Categories: uncategorized

Date: 21 October 2007 09:56:45

Christians are taught that we stand against injustice and the need to help those in poverty or down on their luck. Sometimes this is not a very noticeable action among many churches. After all, Christians are also human and as prone to the laziness and desire not to make a fuss as everyone else. Therefore I was glad to see a news story reporting on Christians standing up to the might of the supermarkets.

It's no surprise that supermarkets get a bad press. They are the very model of capitalistism in its purist form. You see a true capitalist enterprise is concerned with one thing - profit. That is the overriding reason for any companies existence, to make as much money as possible for its shareholders. Things such as the environment and the fair treatment of workers and suppliers are not part of the capitalist model as they get in the way of profit.

Why are supermarkets moving into insurance and banking? Because they are ways of making more profit for the shareholders; not because they know about these things or because they fit in with their original business objectives. Therefore it is in their interests to squeeze suppliers as much as possible, to pay their staff as little as possible and to outsource work to cheap overseas manufacturers.
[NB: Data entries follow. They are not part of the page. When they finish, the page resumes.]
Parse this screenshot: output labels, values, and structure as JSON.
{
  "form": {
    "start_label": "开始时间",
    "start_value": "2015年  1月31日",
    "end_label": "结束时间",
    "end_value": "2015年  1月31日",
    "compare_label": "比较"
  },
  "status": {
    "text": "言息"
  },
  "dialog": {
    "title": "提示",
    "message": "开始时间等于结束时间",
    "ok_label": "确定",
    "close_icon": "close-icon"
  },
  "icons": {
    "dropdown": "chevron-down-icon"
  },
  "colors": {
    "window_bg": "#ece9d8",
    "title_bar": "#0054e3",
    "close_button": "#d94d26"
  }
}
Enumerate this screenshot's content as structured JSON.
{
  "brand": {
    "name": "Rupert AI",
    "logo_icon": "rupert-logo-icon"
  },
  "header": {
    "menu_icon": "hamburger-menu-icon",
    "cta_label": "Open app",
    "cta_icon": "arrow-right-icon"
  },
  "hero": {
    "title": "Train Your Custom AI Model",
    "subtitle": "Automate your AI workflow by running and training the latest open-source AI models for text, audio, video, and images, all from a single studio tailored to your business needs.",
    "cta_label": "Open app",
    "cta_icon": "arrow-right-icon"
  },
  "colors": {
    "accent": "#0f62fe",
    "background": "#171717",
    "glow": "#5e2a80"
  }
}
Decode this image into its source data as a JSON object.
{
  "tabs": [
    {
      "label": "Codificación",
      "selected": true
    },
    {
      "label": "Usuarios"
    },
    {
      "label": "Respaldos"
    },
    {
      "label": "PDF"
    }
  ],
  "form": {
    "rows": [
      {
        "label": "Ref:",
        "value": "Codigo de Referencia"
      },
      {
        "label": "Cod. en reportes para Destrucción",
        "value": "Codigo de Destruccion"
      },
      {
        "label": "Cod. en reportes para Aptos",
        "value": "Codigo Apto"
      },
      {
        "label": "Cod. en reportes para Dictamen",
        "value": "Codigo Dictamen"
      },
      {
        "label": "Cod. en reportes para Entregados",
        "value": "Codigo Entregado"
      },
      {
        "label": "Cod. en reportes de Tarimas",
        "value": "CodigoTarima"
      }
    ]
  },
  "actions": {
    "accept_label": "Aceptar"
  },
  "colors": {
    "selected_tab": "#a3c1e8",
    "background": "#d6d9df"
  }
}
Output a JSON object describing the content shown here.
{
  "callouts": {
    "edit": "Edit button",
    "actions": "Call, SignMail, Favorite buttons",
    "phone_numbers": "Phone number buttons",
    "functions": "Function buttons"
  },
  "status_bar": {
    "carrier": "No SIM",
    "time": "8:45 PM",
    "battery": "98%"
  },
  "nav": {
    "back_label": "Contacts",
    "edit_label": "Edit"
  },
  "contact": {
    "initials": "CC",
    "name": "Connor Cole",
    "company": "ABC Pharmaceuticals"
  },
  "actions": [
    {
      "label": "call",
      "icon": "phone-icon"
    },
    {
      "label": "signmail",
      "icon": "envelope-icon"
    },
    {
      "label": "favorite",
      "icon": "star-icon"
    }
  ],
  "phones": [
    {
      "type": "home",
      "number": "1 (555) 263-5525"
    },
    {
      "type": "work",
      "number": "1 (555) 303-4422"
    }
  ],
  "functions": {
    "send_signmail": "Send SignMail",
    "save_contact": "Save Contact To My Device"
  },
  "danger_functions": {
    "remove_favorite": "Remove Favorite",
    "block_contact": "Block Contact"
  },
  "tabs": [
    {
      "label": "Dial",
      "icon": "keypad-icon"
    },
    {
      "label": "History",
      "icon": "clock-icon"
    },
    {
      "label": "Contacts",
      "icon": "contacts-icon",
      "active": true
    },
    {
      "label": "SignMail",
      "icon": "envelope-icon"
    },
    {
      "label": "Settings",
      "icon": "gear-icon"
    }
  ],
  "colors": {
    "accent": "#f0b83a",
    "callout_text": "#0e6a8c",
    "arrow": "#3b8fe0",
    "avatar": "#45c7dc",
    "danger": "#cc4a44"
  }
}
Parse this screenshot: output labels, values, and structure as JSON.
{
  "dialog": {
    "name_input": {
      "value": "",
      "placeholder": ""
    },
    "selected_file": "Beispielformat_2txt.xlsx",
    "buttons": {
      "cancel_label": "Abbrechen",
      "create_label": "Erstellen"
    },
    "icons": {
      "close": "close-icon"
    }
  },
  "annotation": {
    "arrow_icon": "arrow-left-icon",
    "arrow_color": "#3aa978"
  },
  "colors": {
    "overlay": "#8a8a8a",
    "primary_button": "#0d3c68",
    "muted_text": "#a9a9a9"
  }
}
So what are the churches doing?

Members of 460 non-conformist chapels boycotted supermarkets yesterday. Instead they used small rural shops, post offices and garages. This was to show support for the rural economy which is suffering badly from the actions of the supermarket chains and from EU and UK government policy in the agricultural sector.

People seem to forget sometimes that these practices are as common at home as they are in third world countries. How can it be better to import milk, meat and flowers when we produce them here? Are we really that desperate for Kiwi Fruit, and other fruit and vegetables all year round, that we cannot live without them?

The supermarkets justify their actions by saying that it is what the consumer wants? Yet who are the consumers that demand this? Well I guess that that is us! Do you remember the supermarkets asking you if you wanted Kiwi Fruit 365 days a year (sorry 363 as they do close on Christmas Day and Easter Sunday).